Sağlık Bakanı Recep Akdağ, “Bakanlığımızın ‘doğum kontrolü’ şeklinde çağ dışı kalmış bir uygulaması yoktur. Bakanlığımız ‘çağdaş üreme sağlığı’ kavramı çerçevesinde hizmetlerini yürütmektedir” dedi.
HDP Adana Milletvekili Meral Danış Beştaş’ın soru önergesini yanıtlayan Sağlık Bakanı, Bakanlığının “doğum kontrolü” şeklinde çağ dışı kalmış bir uygulaması olmadığını belirterek, “Bakanlığımız ‘çağdaş üreme sağlığı’ kavramı çerçevesinde hizmetlerini yürütmektedir” dedi.

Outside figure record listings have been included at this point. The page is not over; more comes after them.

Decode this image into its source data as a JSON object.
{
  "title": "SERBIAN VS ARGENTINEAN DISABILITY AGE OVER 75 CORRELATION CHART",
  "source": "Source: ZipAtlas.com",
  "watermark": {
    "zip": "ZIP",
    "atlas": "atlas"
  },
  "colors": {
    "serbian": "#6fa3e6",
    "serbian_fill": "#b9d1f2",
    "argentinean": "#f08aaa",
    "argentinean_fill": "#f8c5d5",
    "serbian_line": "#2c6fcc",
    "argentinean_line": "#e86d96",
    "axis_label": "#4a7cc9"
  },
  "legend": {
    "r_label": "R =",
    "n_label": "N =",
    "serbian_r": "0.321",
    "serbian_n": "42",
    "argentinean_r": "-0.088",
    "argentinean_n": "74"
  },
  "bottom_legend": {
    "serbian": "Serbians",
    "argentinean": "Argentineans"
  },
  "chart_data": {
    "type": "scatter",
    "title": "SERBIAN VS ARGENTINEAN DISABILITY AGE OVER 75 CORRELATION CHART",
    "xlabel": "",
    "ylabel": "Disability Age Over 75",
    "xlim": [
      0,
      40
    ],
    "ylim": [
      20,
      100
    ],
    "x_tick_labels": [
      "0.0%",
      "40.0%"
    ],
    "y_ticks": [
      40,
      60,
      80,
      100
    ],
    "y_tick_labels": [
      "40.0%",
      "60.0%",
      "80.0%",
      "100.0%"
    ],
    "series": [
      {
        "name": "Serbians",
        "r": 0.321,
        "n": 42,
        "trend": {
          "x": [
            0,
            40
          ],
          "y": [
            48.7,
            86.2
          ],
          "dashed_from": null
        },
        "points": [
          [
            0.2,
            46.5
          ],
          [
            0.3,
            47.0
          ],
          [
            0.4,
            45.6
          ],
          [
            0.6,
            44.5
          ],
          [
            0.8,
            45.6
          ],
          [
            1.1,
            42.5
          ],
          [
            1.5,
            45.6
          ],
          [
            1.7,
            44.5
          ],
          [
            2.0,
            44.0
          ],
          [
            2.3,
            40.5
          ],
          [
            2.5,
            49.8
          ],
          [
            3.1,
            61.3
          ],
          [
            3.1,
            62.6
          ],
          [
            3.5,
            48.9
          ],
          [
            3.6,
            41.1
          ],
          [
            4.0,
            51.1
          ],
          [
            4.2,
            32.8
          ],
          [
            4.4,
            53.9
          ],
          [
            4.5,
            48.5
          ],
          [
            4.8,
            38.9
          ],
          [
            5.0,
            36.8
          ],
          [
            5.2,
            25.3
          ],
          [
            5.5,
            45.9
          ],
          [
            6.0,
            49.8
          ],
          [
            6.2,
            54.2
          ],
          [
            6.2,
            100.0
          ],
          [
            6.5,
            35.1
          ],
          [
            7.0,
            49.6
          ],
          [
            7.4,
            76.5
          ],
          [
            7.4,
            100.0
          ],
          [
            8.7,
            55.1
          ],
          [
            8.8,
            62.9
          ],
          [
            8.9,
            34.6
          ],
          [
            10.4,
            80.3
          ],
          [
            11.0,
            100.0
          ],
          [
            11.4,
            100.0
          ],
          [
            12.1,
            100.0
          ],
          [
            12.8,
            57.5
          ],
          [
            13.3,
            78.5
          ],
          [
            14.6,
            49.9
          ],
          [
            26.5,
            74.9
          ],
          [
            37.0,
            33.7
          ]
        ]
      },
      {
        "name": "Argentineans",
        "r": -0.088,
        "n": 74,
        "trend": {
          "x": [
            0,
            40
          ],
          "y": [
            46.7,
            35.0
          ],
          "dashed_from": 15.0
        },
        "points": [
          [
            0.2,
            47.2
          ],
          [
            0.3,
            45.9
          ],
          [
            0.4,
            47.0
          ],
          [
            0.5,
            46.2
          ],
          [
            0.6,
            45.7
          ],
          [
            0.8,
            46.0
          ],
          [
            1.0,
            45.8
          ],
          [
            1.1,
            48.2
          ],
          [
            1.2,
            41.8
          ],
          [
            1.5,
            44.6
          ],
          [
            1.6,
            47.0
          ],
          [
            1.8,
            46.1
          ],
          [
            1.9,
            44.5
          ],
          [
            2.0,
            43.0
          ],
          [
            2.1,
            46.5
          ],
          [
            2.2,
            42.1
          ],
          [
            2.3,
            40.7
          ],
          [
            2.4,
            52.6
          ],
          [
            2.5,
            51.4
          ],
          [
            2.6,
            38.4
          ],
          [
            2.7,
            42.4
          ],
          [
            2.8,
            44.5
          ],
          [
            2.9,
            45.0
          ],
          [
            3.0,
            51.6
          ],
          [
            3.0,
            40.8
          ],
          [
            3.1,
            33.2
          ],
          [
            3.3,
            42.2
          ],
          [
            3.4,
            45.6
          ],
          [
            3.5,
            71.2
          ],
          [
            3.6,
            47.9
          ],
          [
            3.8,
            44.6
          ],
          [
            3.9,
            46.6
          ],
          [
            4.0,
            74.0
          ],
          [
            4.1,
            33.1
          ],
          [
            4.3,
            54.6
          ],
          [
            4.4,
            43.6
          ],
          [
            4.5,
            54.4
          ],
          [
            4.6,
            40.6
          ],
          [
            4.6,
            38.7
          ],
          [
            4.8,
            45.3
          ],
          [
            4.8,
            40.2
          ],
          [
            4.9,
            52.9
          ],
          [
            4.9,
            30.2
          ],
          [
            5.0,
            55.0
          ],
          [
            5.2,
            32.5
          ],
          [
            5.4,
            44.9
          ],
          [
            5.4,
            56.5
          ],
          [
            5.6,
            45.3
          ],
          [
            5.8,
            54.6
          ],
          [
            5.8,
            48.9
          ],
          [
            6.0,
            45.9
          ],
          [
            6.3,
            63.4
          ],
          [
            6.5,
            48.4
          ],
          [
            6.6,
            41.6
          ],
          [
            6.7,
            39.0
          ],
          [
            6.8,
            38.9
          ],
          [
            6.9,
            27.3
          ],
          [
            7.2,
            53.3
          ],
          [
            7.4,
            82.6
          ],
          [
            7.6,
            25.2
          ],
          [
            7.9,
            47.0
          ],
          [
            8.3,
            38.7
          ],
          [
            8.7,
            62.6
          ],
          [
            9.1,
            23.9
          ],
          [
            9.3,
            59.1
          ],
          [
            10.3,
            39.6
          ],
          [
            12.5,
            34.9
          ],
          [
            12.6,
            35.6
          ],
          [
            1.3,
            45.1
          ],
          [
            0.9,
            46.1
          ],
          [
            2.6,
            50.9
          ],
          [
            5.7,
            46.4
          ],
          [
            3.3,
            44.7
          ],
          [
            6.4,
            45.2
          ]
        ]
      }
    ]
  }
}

İsteğe bağlı gebelik sonlandırmanın ülkede 18 Aralık 1983 tarihli ve 2827 sayılı kanuna dayanılarak hazırlanan “510 Sayılı Rahim Tahliyesi ve Sterilizasyon
Hizmetlerinin Yürütülmesi ve Denetlenmesine İlişkin Tüzük” çerçevesinde uygulandığını ifade eden Sağlık Bakanı Akdağ, “Bunun dışında kürtaj ile ilgili yeni bir yasal düzenleme çalışması söz konusu değildir” açıklamasını yaptı.
Dünya Sağlık Örgütünün sezaryen oranının yüzde 5’in altında ve yüzde 15’in üstünde olmasının anne ölümü açısından olumsuz sonuçlar doğurabileceğini belirttiğine işaret eden Sağlık Bakanı Akdağ, ülke yöneticilerinin halkın sağlığını korumak için önlem almak, ülkenin geleceği için politikalar belirlemek ve uygulamakla sorumlu olduğunu belirterek, “Bu yüzden Bakanlığım, tıbbi endikasyonu olan gebelerin en iyi şartlarda sezaryenle doğum yapmalarını sağlamanın yanı sıra, tıbbi endikasyon dışı sezaryen doğumları önlemek için gerekli tedbirleri almak zorundadır” dedi.
Sezaryenin; normal doğumun risklerinin sezaryen ile doğum risklerinden daha fazla olduğu durumlarda anne ve/veya bebek hayatını kurtarmak için uygulanması gerektiğini ifade eden Sağlık Bakanı Recep Akdağ, şöyle dedi: “Artan her sezaryen annenin ve bebeğin sağlığını ve hayatını gereksiz yere riske etmektedir. Sezaryen anne ve bebek sağlığı için gerektiğinde hayat kurtarıcı tıbbi bir müdahaledir. Dolayısıyla gereksiz sezaryen bilim dışı bir tutumdur.”